その10: 1年半の空白とColor Classic II の購入

 さて、いよいよMacintosh 時代に突入かと思いきや、ちょっと横道にそれて、僕がパソコンにまったく触れなかった1年ちょっとの話をします。

4畳半の新天地

 僕は1992年の6月にアメリカのミシガン州の高校を卒業して、約9年ぶりに日本に帰ってきた。そこから帰国子女枠での大学受験が始まるというわけ。で、僕がやってきたのは、父方の親戚がいる東京・池袋だった。その親戚は二世帯住居を持ち、長年にわたって浪人生向けの下宿屋さんをしていた。僕はアメリカの学校制度の違いから自動的に浪人することになったので、ここに入ればちょうどよかった。

 僕の部屋は4畳半で、トイレも風呂も他の3人と共用。広々としたミシガンに育った僕には、ある意味で新鮮だった。いろんな意味で日本が真新しく感じるので、さして抵抗も感じなかった。ただ、狭いことは狭い。アメリカから持ち帰ったギターの置き場所を確保するだけでも一苦労だった。それに受験生ということもあって、パソコンはしばらくお預けとなった。

 もっとも、くどいようだけど、当時は日本での体験がすべて新鮮で、新しい友達もできて外で遊びほうけていて、あまり部屋にこもってパソコンをいじろうという感じにもならなかった。受験が終わって、2月ぐらいにようやく6畳一間のワンルームマンションに引っ越したが、なぜかその直後、僕はパソコンではなくてワープロを買ってしまった。

自称「作家」だったから……

 なぜあんなにパソコン好きだったのに、ワープロを買ってしまったのか? はっきりとは思い出せないのだが、振り返って推測すると、それはきっと、パソコンが無茶苦茶高価なものに見えたからだと思う。僕がその時購入したワープロは8万円ぐらいのものだったから。

 それに僕は、なによりもまず文章を書きたかったのだ。9年ぶりに日本に帰国して、好きなだけ本屋にいって好きなだけ本を買ってむさぼり読んでいた時期で、そのころに読み始めた作家の小説に触発されて自分も小説が書きたくてうずうずしていた。アメリカにいた頃はApple IIgs で日本語を使うなんて技術的に考えられないことだったから、やはり日本から送ってもらったパナソニックのワープロを使っていた。その流れで、この時も同じパナソニックの後継機種を選んだのだ。

 さらに時は流れ、1993年の4月に大学に入学して体育会のレスリング部に入るとますます慣れない上下関係とかで気が滅入ったりして、加えてアルバイトをしなくては生活費が足りないようになって、モーレツにスポーツとアルバイトばかりしていた矢先に彼女ができたりして、ますますパソコンから遠ざかるようになった。いつの間にか働きすぎて、この年の秋には貯金もかなり貯まっていた。

ミュージシャンの血、再び

 そんな矢先、本屋でふとレコーディング関係の雑誌を手に取ってしまった。むむ、そこにはMacintosh でMIDI ばりばり、ホームレコーディングもがんがん! という世界が展開されていて、過去にApple IIgs と4トラックレコーダーを使って自作の曲を80曲近くもレコーディングしていた自分を思いだしてしまった。そういえば最近ギターを弾いて曲をいくつもかいたのに、レコーディングをしていない……。

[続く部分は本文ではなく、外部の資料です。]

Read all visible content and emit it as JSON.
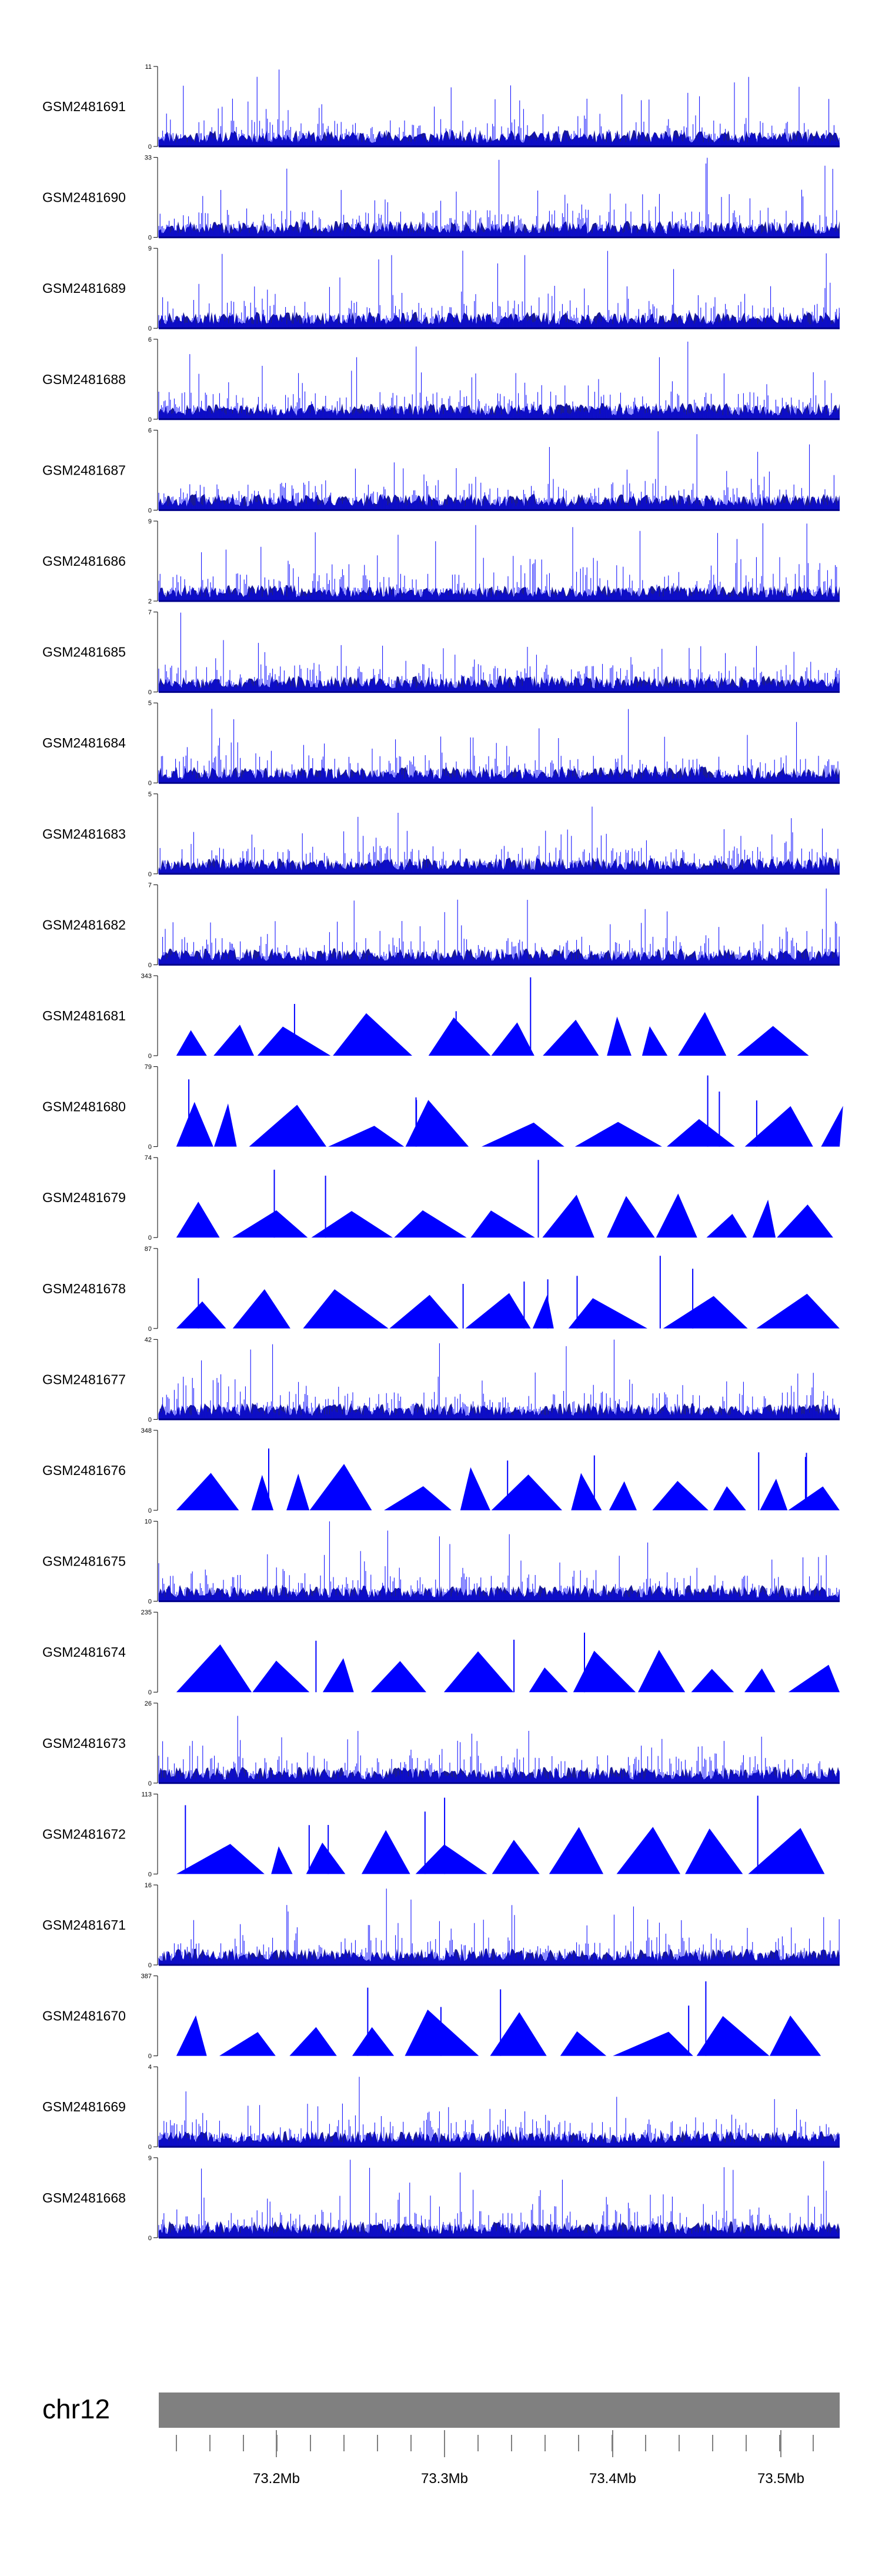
{
  "chart_data": {
    "type": "area",
    "title": "",
    "xlabel": "",
    "ylabel": "",
    "chromosome": "chr12",
    "x_ticks": [
      "73.2Mb",
      "73.3Mb",
      "73.4Mb",
      "73.5Mb"
    ],
    "colors": {
      "coverage": "#0000ff",
      "ideogram": "#808080",
      "axis": "#000000"
    },
    "tracks": [
      {
        "name": "GSM2481691",
        "ymax": "11",
        "ymin": "0",
        "style": "dense",
        "seed": 11
      },
      {
        "name": "GSM2481690",
        "ymax": "33",
        "ymin": "0",
        "style": "dense",
        "seed": 12
      },
      {
        "name": "GSM2481689",
        "ymax": "9",
        "ymin": "0",
        "style": "dense",
        "seed": 13
      },
      {
        "name": "GSM2481688",
        "ymax": "6",
        "ymin": "0",
        "style": "dense",
        "seed": 14
      },
      {
        "name": "GSM2481687",
        "ymax": "6",
        "ymin": "0",
        "style": "dense",
        "seed": 15
      },
      {
        "name": "GSM2481686",
        "ymax": "9",
        "ymin": "2",
        "style": "dense",
        "seed": 16
      },
      {
        "name": "GSM2481685",
        "ymax": "7",
        "ymin": "0",
        "style": "dense",
        "seed": 17
      },
      {
        "name": "GSM2481684",
        "ymax": "5",
        "ymin": "0",
        "style": "dense",
        "seed": 18
      },
      {
        "name": "GSM2481683",
        "ymax": "5",
        "ymin": "0",
        "style": "dense",
        "seed": 19
      },
      {
        "name": "GSM2481682",
        "ymax": "7",
        "ymin": "0",
        "style": "dense",
        "seed": 20
      },
      {
        "name": "GSM2481681",
        "ymax": "343",
        "ymin": "0",
        "style": "sparse",
        "seed": 21
      },
      {
        "name": "GSM2481680",
        "ymax": "79",
        "ymin": "0",
        "style": "sparse",
        "seed": 22
      },
      {
        "name": "GSM2481679",
        "ymax": "74",
        "ymin": "0",
        "style": "sparse",
        "seed": 23
      },
      {
        "name": "GSM2481678",
        "ymax": "87",
        "ymin": "0",
        "style": "sparse",
        "seed": 24
      },
      {
        "name": "GSM2481677",
        "ymax": "42",
        "ymin": "0",
        "style": "dense",
        "seed": 25
      },
      {
        "name": "GSM2481676",
        "ymax": "348",
        "ymin": "0",
        "style": "sparse",
        "seed": 26
      },
      {
        "name": "GSM2481675",
        "ymax": "10",
        "ymin": "0",
        "style": "dense",
        "seed": 27
      },
      {
        "name": "GSM2481674",
        "ymax": "235",
        "ymin": "0",
        "style": "sparse",
        "seed": 28
      },
      {
        "name": "GSM2481673",
        "ymax": "26",
        "ymin": "0",
        "style": "dense",
        "seed": 29
      },
      {
        "name": "GSM2481672",
        "ymax": "113",
        "ymin": "0",
        "style": "sparse",
        "seed": 30
      },
      {
        "name": "GSM2481671",
        "ymax": "16",
        "ymin": "0",
        "style": "dense",
        "seed": 31
      },
      {
        "name": "GSM2481670",
        "ymax": "387",
        "ymin": "0",
        "style": "sparse",
        "seed": 32
      },
      {
        "name": "GSM2481669",
        "ymax": "4",
        "ymin": "0",
        "style": "dense",
        "seed": 33
      },
      {
        "name": "GSM2481668",
        "ymax": "9",
        "ymin": "0",
        "style": "dense",
        "seed": 34
      }
    ]
  }
}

 しかも必要以上にバイトばかりして、お金も十分にあるじゃないか! というわけで、僕はその年の12月に渋谷のある楽器屋さんを訪れた。え? パソコンショップじゃないのか、って? そう。パソコンよりも先にRoland SC-55 というMIDI 音源を買った。そのレコーディングの雑誌に、手頃な値段で買える音源として掲載されていたから。アメリカでApple IIgs につないで利用していたカシオのおもちゃのようなキーボード(でもMIDI 対応)もあったけど、もちっと本格的にやろうと決意したのだった。

 その音源をカシオのキーボードについないで、あまり弾けないながらに鍵盤をがちゃがちゃいじっていると、もう、パソコンに制御させるのが待てなくなって、結局すぐにColor Classic II を買うことになった。いまネットで調べたらColor Classic II は1993年の10月に発売されて、当初の小売り希望価格は22万8000円だったようだ。僕が購入したのはその2ヶ月後だったけど、12万円で買った記憶がある。値崩れもいいところだ。

 当時はMIDI といえばMacintosh という時代で、それ以外のパソコンは考えられなかった。で、その中で1番安いのがColor Classic II だった。ちなみにメモリ8MB、HDD160MB。しかしその1年半前まではメモリを最大に拡張しても1MB、HDDはなく、フロッピーも800KBでApple IIgs を使っていたからそれでも十分に思えた。なんにせよ、僕はそうして初めてのMacintosh を購入し、アップル社との長い付き合いをさらに続けてしまうのだった……。